Réforme du PTZ 2026 : des conditions d'accès élargies pour soutenir l'immobilier

Malgré un contexte politique complexe marqué par le recours à l'article 49.3, le budget 2026 apporte des modifications majeures au Prêt à Taux Zéro. Entre relèvement des montants finançables et inclusion du Bail Réel Solidaire, ces ajustements visent à redonner de l'oxygène à l'accession à la propriété pour les ménages français.
Le passage en force du budget 2026 et son impact sur le logement
Le 19 janvier 2026 a marqué un tournant législatif avec l'activation de l'article 49, alinéa 3, pour valider le Projet de Loi de Finances (PLF). Dans une Assemblée nationale dépourvue de majorité absolue, cette décision de l'Exécutif permet de graver dans le marbre les orientations budgétaires de l'année sans passer par un vote traditionnel. Cette manoeuvre assure la mise en oeuvre de dispositifs jugés prioritaires pour freiner la crise immobilière, avec en première ligne le Prêt à Taux Zéro (PTZ).

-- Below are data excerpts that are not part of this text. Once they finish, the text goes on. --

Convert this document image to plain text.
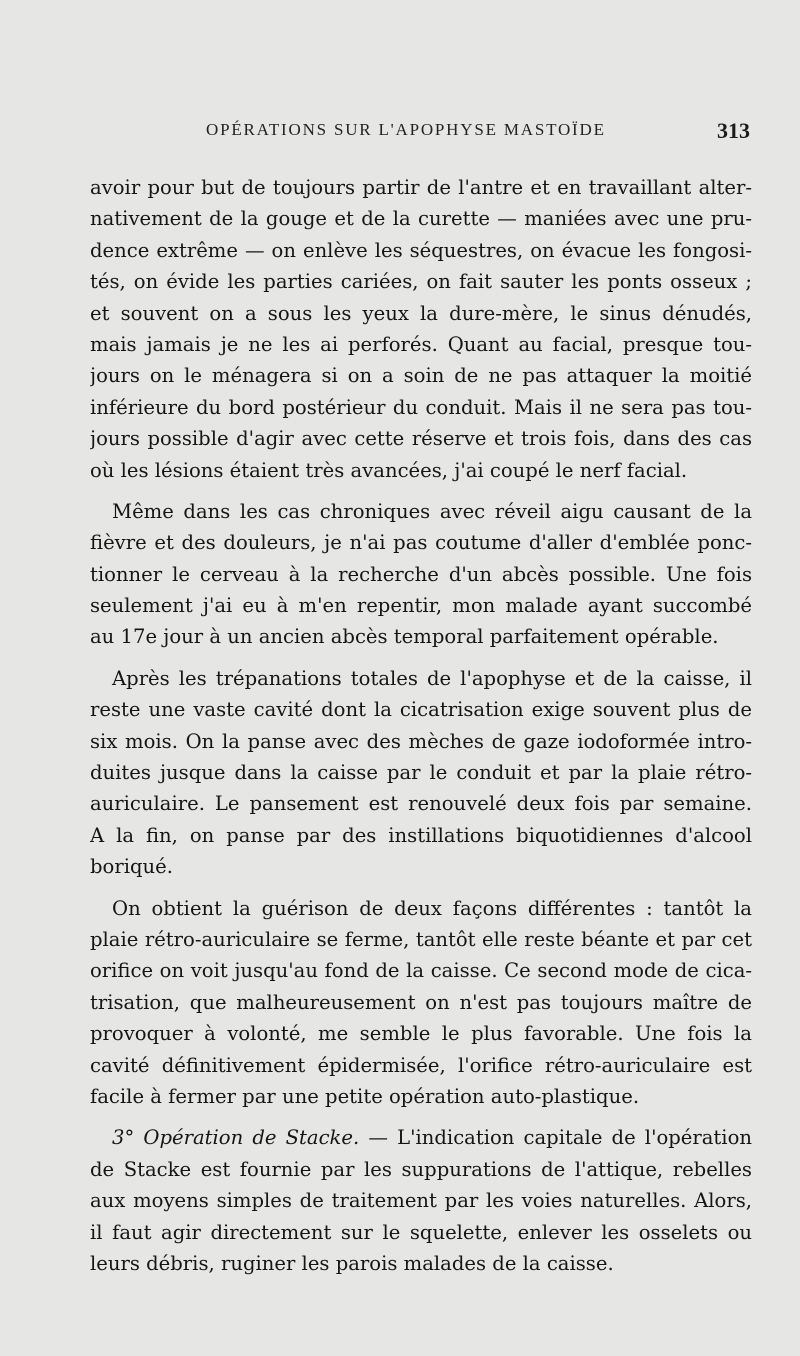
OPÉRATIONS SUR L'APOPHYSE MASTOÏDE	313
avoir pour but de toujours partir de l'antre et en travaillant alter-
nativement de la gouge et de la curette — maniées avec une pru-
dence extrême — on enlève les séquestres, on évacue les fongosi-
tés, on évide les parties cariées, on fait sauter les ponts osseux ;
et souvent on a sous les yeux la dure-mère, le sinus dénudés,
mais jamais je ne les ai perforés. Quant au facial, presque tou-
jours on le ménagera si on a soin de ne pas attaquer la moitié
inférieure du bord postérieur du conduit. Mais il ne sera pas tou-
jours possible d'agir avec cette réserve et trois fois, dans des cas
où les lésions étaient très avancées, j'ai coupé le nerf facial.
Même dans les cas chroniques avec réveil aigu causant de la
fièvre et des douleurs, je n'ai pas coutume d'aller d'emblée ponc-
tionner le cerveau à la recherche d'un abcès possible. Une fois
seulement j'ai eu à m'en repentir, mon malade ayant succombé
au 17e jour à un ancien abcès temporal parfaitement opérable.
Après les trépanations totales de l'apophyse et de la caisse, il
reste une vaste cavité dont la cicatrisation exige souvent plus de
six mois. On la panse avec des mèches de gaze iodoformée intro-
duites jusque dans la caisse par le conduit et par la plaie rétro-
auriculaire. Le pansement est renouvelé deux fois par semaine.
A la fin, on panse par des instillations biquotidiennes d'alcool
boriqué.
On obtient la guérison de deux façons différentes : tantôt la
plaie rétro-auriculaire se ferme, tantôt elle reste béante et par cet
orifice on voit jusqu'au fond de la caisse. Ce second mode de cica-
trisation, que malheureusement on n'est pas toujours maître de
provoquer à volonté, me semble le plus favorable. Une fois la
cavité définitivement épidermisée, l'orifice rétro-auriculaire est
facile à fermer par une petite opération auto-plastique.
3° Opération de Stacke. — L'indication capitale de l'opération
de Stacke est fournie par les suppurations de l'attique, rebelles
aux moyens simples de traitement par les voies naturelles. Alors,
il faut agir directement sur le squelette, enlever les osselets ou
leurs débris, ruginer les parois malades de la caisse.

Si la prolongation du dispositif jusqu'à la fin de l'année 2027 est désormais acquise, l'application concrète des nouvelles mesures dépend encore de la publication prochaine des décrets. Les futurs emprunteurs doivent donc rester vigilants : les contrats signés dès le début d'année pourraient bénéficier de ces nouvelles règles de calcul, sous réserve de leur validation finale par les instances constitutionnelles.
L'intégration historique du Bail Réel Solidaire dans le dispositif PTZ
Jusqu'à présent, le Bail Réel Solidaire (BRS) - qui permet de dissocier la propriété du bâti de celle du sol pour réduire le prix d'achat - souffrait d'une lacune majeure : l'impossibilité pour les acquéreurs de seconde main de mobiliser un PTZ. Cette barrière entravait la fluidité du marché de l'occasion dans ce secteur spécifique.
L'adoption de l'amendement Maurel à l'automne 2025 vient corriger cette anomalie. En autorisant les propriétaires successifs en BRS à solliciter ce prêt aidé, le législateur poursuit plusieurs objectifs stratégiques :
- Établir un pied d'égalité entre le premier acheteur et les suivants.
- Garantir la revente des biens pour éviter le blocage des parcs immobiliers abordables.
- Assurer la pérennité financière des Organismes de Foncier Solidaire (OFS).
- Démocratiser l'accès à la propriété sur le long terme pour les revenus modestes.
Ajustement des plafonds : une meilleure prise en compte de la réalité des prix
Le calcul du montant du PTZ repose sur le coût total de l'opération immobilière, mais ce dernier était jusqu'alors limité par des seuils devenus déconnectés de la hausse des prix de construction. L'amendement porté par le député Castellani prévoit une réévaluation massive de 25 % de ces montants de référence.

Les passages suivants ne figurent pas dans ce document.